Your Employer CAN Ban Dreadlocks In The Workplace

Highlighting the journey of Black women as they create spaces…
In the eyes of the law, dreadlocks are not mutually exclusive to the African-American race and banning them from the workplace isn’t racial discrimination.
Last week, the 11th U.S. Circuit Court of Appeals decided, 3-0, to dismiss the Equal Employment Opportunity Commision’s lawsuit against Catastrophe Management Solutions, an insurance claims processing company in Mobile, Ala., for refusing to hire Chastity Jones back in 2013.
Jones was offered a customer service position by the company but was asked to cut her dreadlocks to comply with its personal grooming policy. When she refused to alter her hairstyle Catastrophe rescinded their offer of employment.
The EEOC stated that prohibiting dreadlocks in the workplace discriminates against African-Americans because the hairstyle is physiologically and culturally associated with the race.

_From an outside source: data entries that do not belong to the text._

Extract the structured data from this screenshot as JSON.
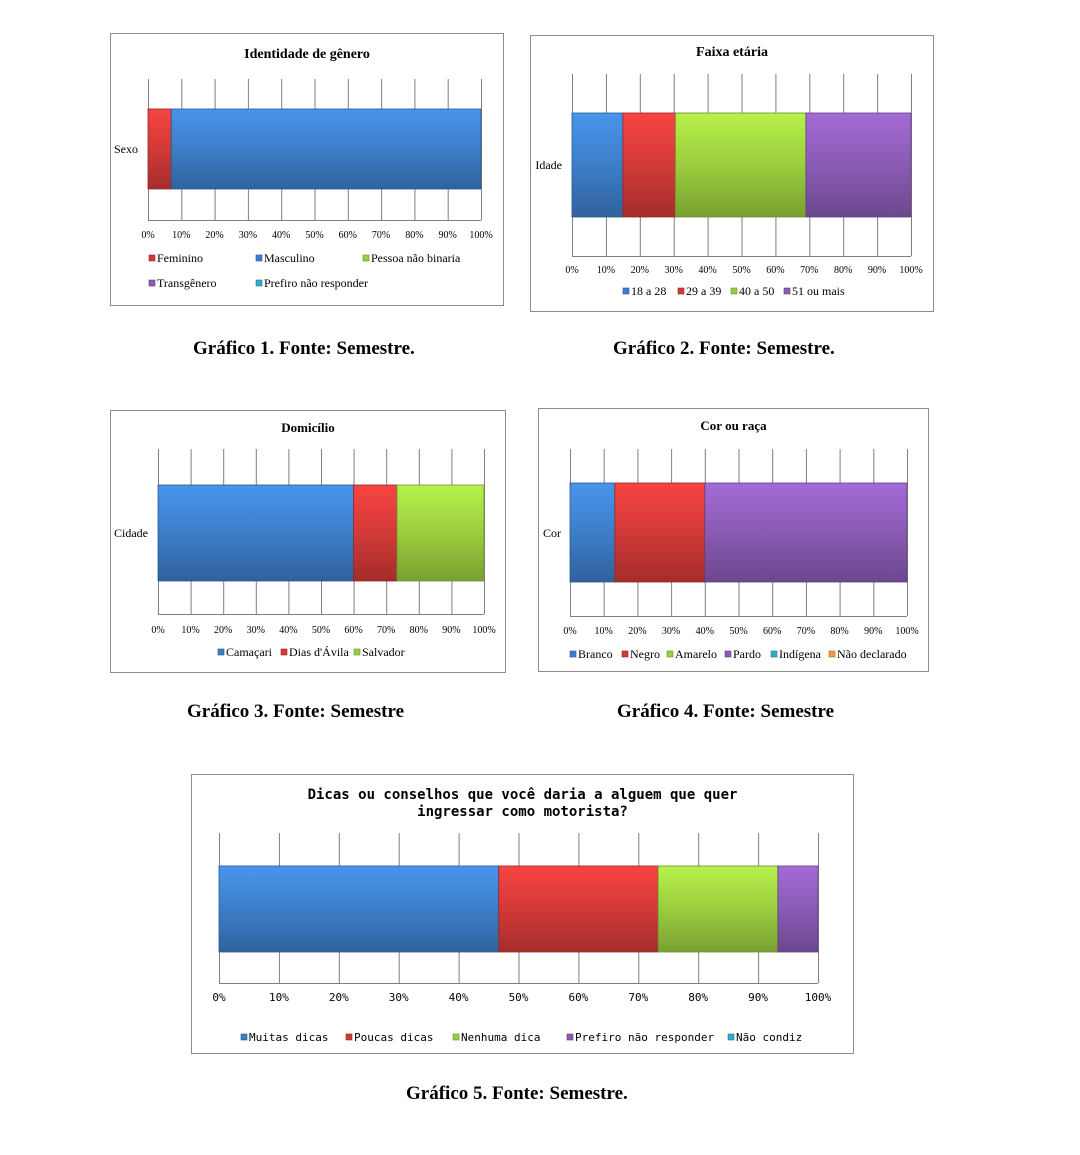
{
  "colors": {
    "blue": "#3d7ec9",
    "red": "#d23a38",
    "green": "#9bcd3f",
    "purple": "#8a5bb5",
    "cyan": "#37a9cc",
    "orange": "#f29b3a",
    "grid": "#7f7f7f",
    "border": "#8c8c8c"
  },
  "captions": [
    "Gráfico 1. Fonte: Semestre.",
    "Gráfico 2. Fonte: Semestre.",
    "Gráfico 3. Fonte: Semestre",
    "Gráfico 4. Fonte: Semestre",
    "Gráfico 5. Fonte: Semestre."
  ],
  "chart_data": [
    {
      "type": "bar",
      "stacked": "100%",
      "orientation": "horizontal",
      "title": "Identidade de gênero",
      "categories": [
        "Sexo"
      ],
      "xlim": [
        0,
        100
      ],
      "ticks": [
        "0%",
        "10%",
        "20%",
        "30%",
        "40%",
        "50%",
        "60%",
        "70%",
        "80%",
        "90%",
        "100%"
      ],
      "grid": true,
      "legend_position": "bottom",
      "series": [
        {
          "name": "Feminino",
          "values": [
            7
          ],
          "color": "red"
        },
        {
          "name": "Masculino",
          "values": [
            93
          ],
          "color": "blue"
        },
        {
          "name": "Pessoa não binaria",
          "values": [
            0
          ],
          "color": "green"
        },
        {
          "name": "Transgênero",
          "values": [
            0
          ],
          "color": "purple"
        },
        {
          "name": "Prefiro não responder",
          "values": [
            0
          ],
          "color": "cyan"
        }
      ]
    },
    {
      "type": "bar",
      "stacked": "100%",
      "orientation": "horizontal",
      "title": "Faixa etária",
      "categories": [
        "Idade"
      ],
      "xlim": [
        0,
        100
      ],
      "ticks": [
        "0%",
        "10%",
        "20%",
        "30%",
        "40%",
        "50%",
        "60%",
        "70%",
        "80%",
        "90%",
        "100%"
      ],
      "grid": true,
      "legend_position": "bottom",
      "series": [
        {
          "name": "18 a 28",
          "values": [
            15
          ],
          "color": "blue"
        },
        {
          "name": "29 a 39",
          "values": [
            15.5
          ],
          "color": "red"
        },
        {
          "name": "40 a 50",
          "values": [
            38.5
          ],
          "color": "green"
        },
        {
          "name": "51 ou mais",
          "values": [
            31
          ],
          "color": "purple"
        }
      ]
    },
    {
      "type": "bar",
      "stacked": "100%",
      "orientation": "horizontal",
      "title": "Domicílio",
      "categories": [
        "Cidade"
      ],
      "xlim": [
        0,
        100
      ],
      "ticks": [
        "0%",
        "10%",
        "20%",
        "30%",
        "40%",
        "50%",
        "60%",
        "70%",
        "80%",
        "90%",
        "100%"
      ],
      "grid": true,
      "legend_position": "bottom",
      "series": [
        {
          "name": "Camaçari",
          "values": [
            60
          ],
          "color": "blue"
        },
        {
          "name": "Dias d'Ávila",
          "values": [
            13.3
          ],
          "color": "red"
        },
        {
          "name": "Salvador",
          "values": [
            26.7
          ],
          "color": "green"
        }
      ]
    },
    {
      "type": "bar",
      "stacked": "100%",
      "orientation": "horizontal",
      "title": "Cor ou raça",
      "categories": [
        "Cor"
      ],
      "xlim": [
        0,
        100
      ],
      "ticks": [
        "0%",
        "10%",
        "20%",
        "30%",
        "40%",
        "50%",
        "60%",
        "70%",
        "80%",
        "90%",
        "100%"
      ],
      "grid": true,
      "legend_position": "bottom",
      "series": [
        {
          "name": "Branco",
          "values": [
            13.3
          ],
          "color": "blue"
        },
        {
          "name": "Negro",
          "values": [
            26.7
          ],
          "color": "red"
        },
        {
          "name": "Amarelo",
          "values": [
            0
          ],
          "color": "green"
        },
        {
          "name": "Pardo",
          "values": [
            60
          ],
          "color": "purple"
        },
        {
          "name": "Indígena",
          "values": [
            0
          ],
          "color": "cyan"
        },
        {
          "name": "Não declarado",
          "values": [
            0
          ],
          "color": "orange"
        }
      ]
    },
    {
      "type": "bar",
      "stacked": "100%",
      "orientation": "horizontal",
      "title": "Dicas ou conselhos que você daria a alguem que quer ingressar como motorista?",
      "title_lines": [
        "Dicas ou conselhos que você daria a alguem que quer",
        "ingressar como motorista?"
      ],
      "categories": [
        ""
      ],
      "xlim": [
        0,
        100
      ],
      "ticks": [
        "0%",
        "10%",
        "20%",
        "30%",
        "40%",
        "50%",
        "60%",
        "70%",
        "80%",
        "90%",
        "100%"
      ],
      "grid": true,
      "legend_position": "bottom",
      "series": [
        {
          "name": "Muitas dicas",
          "values": [
            46.7
          ],
          "color": "blue"
        },
        {
          "name": "Poucas dicas",
          "values": [
            26.6
          ],
          "color": "red"
        },
        {
          "name": "Nenhuma dica",
          "values": [
            20
          ],
          "color": "green"
        },
        {
          "name": "Prefiro não responder",
          "values": [
            6.7
          ],
          "color": "purple"
        },
        {
          "name": "Não condiz",
          "values": [
            0
          ],
          "color": "cyan"
        }
      ]
    }
  ]
}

But the federal appeals court sees it another way. As reported by The Wall Street Journal:
Federal law bans employment discrimination on the basis of race. And courts have interpreted that to mean discrimination based on skin color and other “immutable traits.”
Atlanta-based 11th Circuit Judge Adalberto Jordan, a President Obama appointee who wrote the appellate opinion, said he recognized that definitions and understandings of race can change over time.
“We would be remiss,” he wrote, “if we did not acknowledge that, in the last several decades, there have been some calls for courts to interpret Title VII more expansively by eliminating the biological conception of ‘race’ and encompassing cultural characteristics associated with race. . . As far as we can tell, every court to have considered the issue has rejected the argument that Title VII protects hairstyles culturally associated with race,” he stated. . .While the definition of discrimination isn’t fixed, it’s a debate to be conducted “through the democratic process,” not by courts, he wrote, affirming a lower-court ruling.
The news comes amid recent reports of fashion designer, Marc Jacobs, firing back at critics who claimed the designer culturally appropriated dreadlocks for his New York Fashion Week show. Jacobs took to Instagram (in a now deleted comment) to address the criticism stating “. . .all who cry ‘cultural appropriation’ or whatever nonesense about any race or skin color wearing heir hair in any particular style or manner-funny how you don’t criticize women of color for straightening their hair. . .”
With this latest blow we can expect to hear more incidents of people losing their jobs because their hair is considered inappropriate for the workplace. Or reports of students being asked to tame their natural hairstyles like South African students were protesting against earlier this year.